En économie, la notion de dette souveraine cachée (ou hidden public debt) renvoie à des engagements financiers qui ne figurent pas dans les comptes officiels de l’État, mais qui peuvent, à terme, constituer une charge réelle. Il ne s’agit donc pas forcément d’un acte de dissimulation. C’est une réalité comptable connue dans presque tous les pays, y compris les plus développés. Aucun pays n’échappe à ce phénomène : la quasi-totalité des États ont, à un
moment donné, connu des situations de dettes cachées.
Les situations de sous-évaluation de la dette souveraine peuvent avoir des origines variées, qui ne relèvent pas nécessairement d’un déficit de transparence. Une partie de la dette publique dite ‘cachée’ peut résulter de règles comptables qui n’intègrent pas certains engagements de l’Étatdans la dette officielle. Par exemple, une garantie accordée par l’État à un emprunt contracté par une entreprise publique n’est pas enregistrée comme dette tant qu’elle n’est pas activée, c’est-à-dire tant que l’entreprise honore ses remboursements. Ce type d’engagement,
conditionnel par nature, reste alors inscrit hors bilan, sans apparaître dans les statistiques officielles de la dette publique. En France, la dette d’EDF — dont l’État est actionnaire majoritaire — ou celle de la SNCF avant sa reprise partielle en 2020, illustrent ce mécanisme.

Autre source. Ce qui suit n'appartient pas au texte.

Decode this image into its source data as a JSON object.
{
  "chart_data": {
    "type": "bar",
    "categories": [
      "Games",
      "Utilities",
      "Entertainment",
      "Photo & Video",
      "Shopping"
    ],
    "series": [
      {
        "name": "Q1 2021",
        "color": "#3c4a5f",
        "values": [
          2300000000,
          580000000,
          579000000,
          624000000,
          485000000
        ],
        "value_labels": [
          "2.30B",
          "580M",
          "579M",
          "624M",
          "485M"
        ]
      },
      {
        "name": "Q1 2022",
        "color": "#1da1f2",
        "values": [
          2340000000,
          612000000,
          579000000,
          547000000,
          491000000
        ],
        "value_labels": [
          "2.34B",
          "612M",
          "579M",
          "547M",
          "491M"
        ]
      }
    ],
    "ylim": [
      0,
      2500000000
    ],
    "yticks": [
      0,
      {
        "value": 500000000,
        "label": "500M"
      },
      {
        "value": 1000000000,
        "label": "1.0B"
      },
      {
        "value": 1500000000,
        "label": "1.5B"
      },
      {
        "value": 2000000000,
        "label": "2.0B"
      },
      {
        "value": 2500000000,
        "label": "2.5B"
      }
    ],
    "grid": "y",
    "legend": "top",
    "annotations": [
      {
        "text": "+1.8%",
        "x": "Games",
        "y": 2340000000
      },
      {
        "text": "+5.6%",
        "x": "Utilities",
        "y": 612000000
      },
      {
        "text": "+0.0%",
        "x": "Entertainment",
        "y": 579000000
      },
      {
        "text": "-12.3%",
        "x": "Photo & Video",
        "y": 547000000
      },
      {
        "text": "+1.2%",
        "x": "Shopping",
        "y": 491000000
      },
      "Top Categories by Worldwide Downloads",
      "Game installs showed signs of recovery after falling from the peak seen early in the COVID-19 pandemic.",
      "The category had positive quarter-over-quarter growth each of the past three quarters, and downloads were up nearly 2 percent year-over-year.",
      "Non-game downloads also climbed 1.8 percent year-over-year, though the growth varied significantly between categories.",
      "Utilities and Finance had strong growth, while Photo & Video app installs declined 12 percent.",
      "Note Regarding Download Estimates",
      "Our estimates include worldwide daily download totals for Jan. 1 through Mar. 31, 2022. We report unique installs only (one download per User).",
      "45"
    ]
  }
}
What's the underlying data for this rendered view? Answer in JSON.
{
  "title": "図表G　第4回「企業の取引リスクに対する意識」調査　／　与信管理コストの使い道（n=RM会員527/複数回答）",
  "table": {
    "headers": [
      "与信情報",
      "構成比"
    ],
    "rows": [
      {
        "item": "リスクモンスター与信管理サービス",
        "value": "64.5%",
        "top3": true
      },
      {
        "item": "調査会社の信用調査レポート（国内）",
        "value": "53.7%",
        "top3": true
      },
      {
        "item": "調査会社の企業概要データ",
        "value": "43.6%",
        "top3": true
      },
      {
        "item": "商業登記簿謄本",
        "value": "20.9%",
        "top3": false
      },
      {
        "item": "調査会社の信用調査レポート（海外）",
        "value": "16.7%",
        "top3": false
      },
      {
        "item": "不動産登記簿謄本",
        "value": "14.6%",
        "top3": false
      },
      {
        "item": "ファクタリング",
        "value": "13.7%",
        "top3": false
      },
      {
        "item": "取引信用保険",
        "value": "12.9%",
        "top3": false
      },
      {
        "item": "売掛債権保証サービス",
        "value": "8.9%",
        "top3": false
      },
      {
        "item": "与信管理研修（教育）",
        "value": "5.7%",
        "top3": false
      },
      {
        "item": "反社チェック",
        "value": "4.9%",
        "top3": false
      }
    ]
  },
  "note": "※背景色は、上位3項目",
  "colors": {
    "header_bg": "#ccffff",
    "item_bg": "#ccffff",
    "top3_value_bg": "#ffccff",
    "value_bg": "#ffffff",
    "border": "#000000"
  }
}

Il en va de même pour certains partenariats public-privé (PPP), ou encore les emprunts des collectivités locales, qui ne sont pas toujours consolidés dans la dette publique nationale. Encore une fois, ces situations ne relèvent pas d’une dissimulation frauduleuse, mais bien de conventions comptables. À l’inverse, une dette dissimulée implique une volonté de maquillage ou de falsification. L’exemple bien connu de la Grèce, ayant utilisé des montages financiers
avec Goldman Sachs pour réduire artificiellement son niveau d’endettement avant son entrée dans la zone euro, relève clairement de cette seconde catégorie.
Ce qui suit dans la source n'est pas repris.